Yes, it's true that some(specifically 18A) of the successes Intel have had since the CEO switch were essentially part of the plan under Gelsinger. But to say that nothing has changed seems simply uninformed, and that's me being charitable.
LBT has done lots of things, including securing significant investment, cutting costs, made some good deals in the DC segment, and most importantly, started making real progress(still early days though) in finding actual foundry customers willing to commit to 14A. Intel under Gelsinger was approaching its foundry business in a "build it and they will come" sort of way, hemhorrhaging huge piles of cash and merely crossing their fingers that customers would show up at this point. One of the first things LBT did as CEO was make future development of 14A contingent on finding customers for it, which is precisely ehat he's been trying to do.
This quarterly report was the first during his tenure that showed some real financial progress: the quarter was profitable when analysts expected breakeven, sequential foundry revenue grew, 18A yields are up, guidance looked good. This, to you, is practically nothing? It seems to me that going from bleeding cash at an accelerating rate, to turning a profit, is about very much something.
And again, I agree that hype is a bit overzealous right now, but arguably the fact that there's market optimism about INTC again is a huge victory on LBT's part. Because how exactly is IFS supposed to attract customers willing to make multiyear commitments to their services if the company is universally seen as a sinking ship?
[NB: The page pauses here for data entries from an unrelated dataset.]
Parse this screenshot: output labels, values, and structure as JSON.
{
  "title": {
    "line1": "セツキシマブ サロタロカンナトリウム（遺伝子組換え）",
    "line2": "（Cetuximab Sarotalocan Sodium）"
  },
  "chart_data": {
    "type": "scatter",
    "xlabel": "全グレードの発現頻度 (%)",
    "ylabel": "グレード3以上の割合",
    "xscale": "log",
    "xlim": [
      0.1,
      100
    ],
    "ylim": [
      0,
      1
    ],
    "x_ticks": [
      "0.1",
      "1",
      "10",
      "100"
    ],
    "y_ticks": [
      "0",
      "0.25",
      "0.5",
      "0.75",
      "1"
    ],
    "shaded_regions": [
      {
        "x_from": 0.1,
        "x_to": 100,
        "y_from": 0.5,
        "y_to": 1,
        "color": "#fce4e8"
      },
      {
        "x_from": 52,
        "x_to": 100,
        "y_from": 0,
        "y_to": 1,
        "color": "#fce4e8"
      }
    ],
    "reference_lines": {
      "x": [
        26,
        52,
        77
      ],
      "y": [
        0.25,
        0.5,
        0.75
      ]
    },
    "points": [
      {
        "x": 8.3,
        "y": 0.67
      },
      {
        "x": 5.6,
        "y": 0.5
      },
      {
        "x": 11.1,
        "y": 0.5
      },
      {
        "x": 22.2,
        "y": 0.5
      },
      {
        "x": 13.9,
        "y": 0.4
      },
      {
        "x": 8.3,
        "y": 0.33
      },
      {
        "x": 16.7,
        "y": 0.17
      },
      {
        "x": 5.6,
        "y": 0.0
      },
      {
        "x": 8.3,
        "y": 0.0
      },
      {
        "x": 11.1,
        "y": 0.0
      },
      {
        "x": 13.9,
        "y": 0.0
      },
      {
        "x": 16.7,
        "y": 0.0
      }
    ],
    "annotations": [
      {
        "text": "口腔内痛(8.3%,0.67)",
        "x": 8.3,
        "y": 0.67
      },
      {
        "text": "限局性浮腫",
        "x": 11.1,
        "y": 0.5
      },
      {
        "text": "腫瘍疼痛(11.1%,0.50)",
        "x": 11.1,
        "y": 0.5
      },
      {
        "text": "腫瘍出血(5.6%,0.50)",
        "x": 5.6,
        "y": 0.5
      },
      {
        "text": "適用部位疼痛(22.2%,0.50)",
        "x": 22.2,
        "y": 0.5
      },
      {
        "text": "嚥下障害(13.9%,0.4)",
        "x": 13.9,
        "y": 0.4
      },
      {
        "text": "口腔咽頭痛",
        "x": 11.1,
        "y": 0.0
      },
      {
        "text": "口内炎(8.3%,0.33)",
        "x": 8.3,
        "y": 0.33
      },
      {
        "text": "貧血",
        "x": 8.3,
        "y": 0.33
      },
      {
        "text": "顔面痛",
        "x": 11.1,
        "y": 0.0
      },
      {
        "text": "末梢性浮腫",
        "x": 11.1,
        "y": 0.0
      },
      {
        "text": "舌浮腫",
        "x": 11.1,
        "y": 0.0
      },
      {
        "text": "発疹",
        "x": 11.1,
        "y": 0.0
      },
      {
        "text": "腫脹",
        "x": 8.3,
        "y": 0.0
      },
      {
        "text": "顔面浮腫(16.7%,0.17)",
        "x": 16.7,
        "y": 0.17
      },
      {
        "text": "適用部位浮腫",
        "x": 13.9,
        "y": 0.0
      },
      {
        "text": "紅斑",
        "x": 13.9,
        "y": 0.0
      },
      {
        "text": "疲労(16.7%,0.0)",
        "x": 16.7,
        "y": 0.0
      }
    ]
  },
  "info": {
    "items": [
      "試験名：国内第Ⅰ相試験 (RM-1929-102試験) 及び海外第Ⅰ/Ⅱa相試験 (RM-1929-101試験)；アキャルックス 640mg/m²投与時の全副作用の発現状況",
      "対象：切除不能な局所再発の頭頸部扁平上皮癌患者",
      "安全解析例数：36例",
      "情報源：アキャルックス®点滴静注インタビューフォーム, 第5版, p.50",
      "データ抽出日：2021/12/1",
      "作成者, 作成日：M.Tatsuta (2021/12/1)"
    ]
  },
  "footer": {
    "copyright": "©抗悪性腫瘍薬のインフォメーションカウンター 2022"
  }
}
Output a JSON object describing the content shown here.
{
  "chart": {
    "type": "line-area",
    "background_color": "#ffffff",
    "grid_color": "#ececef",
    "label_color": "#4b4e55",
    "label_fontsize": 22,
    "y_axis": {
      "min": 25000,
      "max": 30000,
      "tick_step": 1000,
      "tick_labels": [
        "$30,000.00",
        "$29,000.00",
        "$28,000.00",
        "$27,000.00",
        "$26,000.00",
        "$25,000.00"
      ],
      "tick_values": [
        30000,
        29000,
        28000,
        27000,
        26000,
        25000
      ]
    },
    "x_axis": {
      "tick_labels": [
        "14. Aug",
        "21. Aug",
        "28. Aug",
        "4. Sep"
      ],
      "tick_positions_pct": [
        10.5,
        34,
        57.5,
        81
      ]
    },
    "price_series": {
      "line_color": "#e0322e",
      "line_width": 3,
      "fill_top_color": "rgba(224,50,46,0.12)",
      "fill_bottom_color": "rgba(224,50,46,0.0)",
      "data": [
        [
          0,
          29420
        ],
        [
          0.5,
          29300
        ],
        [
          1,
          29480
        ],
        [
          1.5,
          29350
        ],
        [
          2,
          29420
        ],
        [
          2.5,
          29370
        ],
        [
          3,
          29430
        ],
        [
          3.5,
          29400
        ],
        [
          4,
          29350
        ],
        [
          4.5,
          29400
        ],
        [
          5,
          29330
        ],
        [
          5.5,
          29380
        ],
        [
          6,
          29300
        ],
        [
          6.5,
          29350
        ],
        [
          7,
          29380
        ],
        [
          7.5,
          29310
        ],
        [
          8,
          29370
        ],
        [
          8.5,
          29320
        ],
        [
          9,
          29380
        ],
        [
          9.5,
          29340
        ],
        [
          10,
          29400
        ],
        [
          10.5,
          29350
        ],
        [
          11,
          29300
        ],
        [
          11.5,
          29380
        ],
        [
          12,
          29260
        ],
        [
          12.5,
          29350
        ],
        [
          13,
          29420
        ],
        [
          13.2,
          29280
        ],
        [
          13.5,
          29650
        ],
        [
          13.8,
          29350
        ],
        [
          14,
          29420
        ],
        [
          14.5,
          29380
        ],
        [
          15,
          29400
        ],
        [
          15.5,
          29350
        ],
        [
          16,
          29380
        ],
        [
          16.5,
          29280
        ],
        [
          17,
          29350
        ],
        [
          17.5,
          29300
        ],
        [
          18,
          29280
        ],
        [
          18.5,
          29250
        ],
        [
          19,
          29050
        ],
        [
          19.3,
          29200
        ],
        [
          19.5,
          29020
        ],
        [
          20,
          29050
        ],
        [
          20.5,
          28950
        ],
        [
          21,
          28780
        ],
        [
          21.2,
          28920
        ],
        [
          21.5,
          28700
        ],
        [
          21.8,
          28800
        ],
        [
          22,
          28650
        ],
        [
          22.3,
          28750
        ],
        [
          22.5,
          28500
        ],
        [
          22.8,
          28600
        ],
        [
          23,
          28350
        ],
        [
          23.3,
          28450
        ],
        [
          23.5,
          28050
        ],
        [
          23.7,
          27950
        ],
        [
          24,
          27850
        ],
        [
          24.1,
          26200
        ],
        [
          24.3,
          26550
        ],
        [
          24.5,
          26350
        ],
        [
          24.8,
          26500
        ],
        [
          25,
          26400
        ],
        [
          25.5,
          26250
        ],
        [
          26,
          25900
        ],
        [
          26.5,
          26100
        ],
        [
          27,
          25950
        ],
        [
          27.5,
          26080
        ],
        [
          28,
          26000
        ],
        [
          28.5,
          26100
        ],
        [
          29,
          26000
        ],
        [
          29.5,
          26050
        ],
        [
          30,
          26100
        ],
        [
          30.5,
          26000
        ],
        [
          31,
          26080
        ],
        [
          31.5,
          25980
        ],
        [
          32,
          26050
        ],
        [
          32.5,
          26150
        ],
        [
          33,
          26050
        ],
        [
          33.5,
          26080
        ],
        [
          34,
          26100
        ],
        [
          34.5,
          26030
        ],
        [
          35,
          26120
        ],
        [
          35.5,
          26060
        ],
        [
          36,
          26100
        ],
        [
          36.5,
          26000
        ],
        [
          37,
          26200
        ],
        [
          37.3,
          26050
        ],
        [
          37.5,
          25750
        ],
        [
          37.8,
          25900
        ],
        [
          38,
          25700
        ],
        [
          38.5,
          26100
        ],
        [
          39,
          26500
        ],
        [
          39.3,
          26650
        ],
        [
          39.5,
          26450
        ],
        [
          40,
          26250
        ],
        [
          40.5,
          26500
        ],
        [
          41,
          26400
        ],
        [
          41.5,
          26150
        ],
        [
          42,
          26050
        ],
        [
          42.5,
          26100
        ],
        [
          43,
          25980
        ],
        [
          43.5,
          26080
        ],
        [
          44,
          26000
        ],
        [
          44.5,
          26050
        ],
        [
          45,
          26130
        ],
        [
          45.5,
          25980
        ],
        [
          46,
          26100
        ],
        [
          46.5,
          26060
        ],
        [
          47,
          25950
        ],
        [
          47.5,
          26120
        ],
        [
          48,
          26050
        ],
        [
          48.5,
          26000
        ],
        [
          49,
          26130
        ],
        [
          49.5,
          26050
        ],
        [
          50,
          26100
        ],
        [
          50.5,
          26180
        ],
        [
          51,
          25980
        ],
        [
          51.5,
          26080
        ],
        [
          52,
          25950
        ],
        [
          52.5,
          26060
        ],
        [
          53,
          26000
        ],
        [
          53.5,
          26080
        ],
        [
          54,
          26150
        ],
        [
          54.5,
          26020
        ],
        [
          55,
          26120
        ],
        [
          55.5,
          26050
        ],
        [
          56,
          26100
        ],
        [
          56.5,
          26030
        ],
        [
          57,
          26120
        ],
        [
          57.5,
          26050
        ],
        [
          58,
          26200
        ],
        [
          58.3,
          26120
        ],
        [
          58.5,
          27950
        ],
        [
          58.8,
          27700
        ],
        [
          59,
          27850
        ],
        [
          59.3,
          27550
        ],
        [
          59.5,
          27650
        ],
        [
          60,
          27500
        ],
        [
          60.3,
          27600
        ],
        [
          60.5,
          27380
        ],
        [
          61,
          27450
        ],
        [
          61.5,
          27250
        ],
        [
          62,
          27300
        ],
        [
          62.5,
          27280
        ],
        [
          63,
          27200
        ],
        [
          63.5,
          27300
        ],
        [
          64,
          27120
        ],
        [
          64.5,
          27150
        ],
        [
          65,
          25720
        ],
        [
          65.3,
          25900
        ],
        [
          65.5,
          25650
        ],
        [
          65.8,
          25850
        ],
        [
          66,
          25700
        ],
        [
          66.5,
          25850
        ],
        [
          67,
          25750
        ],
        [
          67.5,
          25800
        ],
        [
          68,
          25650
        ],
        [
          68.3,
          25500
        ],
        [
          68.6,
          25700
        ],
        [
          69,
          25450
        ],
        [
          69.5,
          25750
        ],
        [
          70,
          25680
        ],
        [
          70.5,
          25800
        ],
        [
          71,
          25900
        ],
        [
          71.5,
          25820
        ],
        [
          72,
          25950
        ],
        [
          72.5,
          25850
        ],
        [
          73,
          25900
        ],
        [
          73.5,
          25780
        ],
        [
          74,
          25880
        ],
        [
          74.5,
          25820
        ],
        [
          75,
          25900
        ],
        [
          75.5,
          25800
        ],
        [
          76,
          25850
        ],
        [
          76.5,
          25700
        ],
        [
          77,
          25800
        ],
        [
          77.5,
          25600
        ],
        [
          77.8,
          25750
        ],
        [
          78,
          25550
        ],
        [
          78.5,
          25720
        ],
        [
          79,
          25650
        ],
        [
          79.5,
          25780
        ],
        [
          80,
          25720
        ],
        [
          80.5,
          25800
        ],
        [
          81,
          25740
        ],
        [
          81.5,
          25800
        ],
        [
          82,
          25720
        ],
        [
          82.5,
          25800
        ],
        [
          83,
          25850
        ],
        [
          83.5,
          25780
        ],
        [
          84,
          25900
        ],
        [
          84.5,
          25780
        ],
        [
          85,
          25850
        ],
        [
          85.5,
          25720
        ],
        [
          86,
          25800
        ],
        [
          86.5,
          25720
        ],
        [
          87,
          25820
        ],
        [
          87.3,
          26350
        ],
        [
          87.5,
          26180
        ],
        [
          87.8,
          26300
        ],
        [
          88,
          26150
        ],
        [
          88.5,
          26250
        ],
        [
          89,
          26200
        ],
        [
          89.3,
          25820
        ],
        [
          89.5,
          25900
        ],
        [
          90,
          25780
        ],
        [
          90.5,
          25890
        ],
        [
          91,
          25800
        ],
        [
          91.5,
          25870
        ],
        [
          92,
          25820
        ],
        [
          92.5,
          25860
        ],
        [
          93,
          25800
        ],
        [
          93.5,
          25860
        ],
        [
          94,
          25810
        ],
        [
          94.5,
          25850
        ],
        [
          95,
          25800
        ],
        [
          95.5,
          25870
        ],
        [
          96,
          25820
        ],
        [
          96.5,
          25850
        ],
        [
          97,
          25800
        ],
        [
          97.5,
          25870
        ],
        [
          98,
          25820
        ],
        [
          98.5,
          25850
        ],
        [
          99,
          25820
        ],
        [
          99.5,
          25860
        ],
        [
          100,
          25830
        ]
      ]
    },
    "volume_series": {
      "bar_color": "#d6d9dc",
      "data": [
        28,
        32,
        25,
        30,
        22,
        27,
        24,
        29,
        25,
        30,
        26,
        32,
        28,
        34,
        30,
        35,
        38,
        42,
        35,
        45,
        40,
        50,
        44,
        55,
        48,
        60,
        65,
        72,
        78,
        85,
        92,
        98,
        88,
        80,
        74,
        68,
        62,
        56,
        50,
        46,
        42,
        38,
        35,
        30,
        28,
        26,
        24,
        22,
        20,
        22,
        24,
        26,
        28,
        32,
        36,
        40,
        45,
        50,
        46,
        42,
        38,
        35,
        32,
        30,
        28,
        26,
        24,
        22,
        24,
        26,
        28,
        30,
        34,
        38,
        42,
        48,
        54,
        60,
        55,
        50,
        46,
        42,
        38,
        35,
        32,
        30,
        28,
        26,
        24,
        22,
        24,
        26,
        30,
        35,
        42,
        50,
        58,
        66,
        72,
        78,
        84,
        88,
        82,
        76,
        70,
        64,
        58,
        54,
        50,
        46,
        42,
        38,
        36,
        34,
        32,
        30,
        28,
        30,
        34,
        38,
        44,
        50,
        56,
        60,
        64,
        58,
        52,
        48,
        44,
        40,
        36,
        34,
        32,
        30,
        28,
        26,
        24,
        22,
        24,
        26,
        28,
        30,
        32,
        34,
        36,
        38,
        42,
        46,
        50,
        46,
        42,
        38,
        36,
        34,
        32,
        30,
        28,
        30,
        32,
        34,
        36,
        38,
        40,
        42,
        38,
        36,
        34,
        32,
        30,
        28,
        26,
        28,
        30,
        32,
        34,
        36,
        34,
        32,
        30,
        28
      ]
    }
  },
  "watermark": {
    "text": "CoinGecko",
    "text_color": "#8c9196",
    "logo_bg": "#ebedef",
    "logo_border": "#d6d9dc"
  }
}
To state the obvious, market sentiment can make or break a public company, no matter how disconnected that sentiment is from the fundamentals.
And to say Intel has no AI strategy seems disingenuous. LBT has addressed AI strategy quite explicitly in public, and you can look it up if you want.
I'm cautiously bullish on INTC in the long term. I do expect a correction at some point, just like I would for any stock that goes up more than 20% in one day, but to me that's just market swings. The daily machinations of the stock market are like a tale told by an idiot, full of sound and fury, signifying nothing.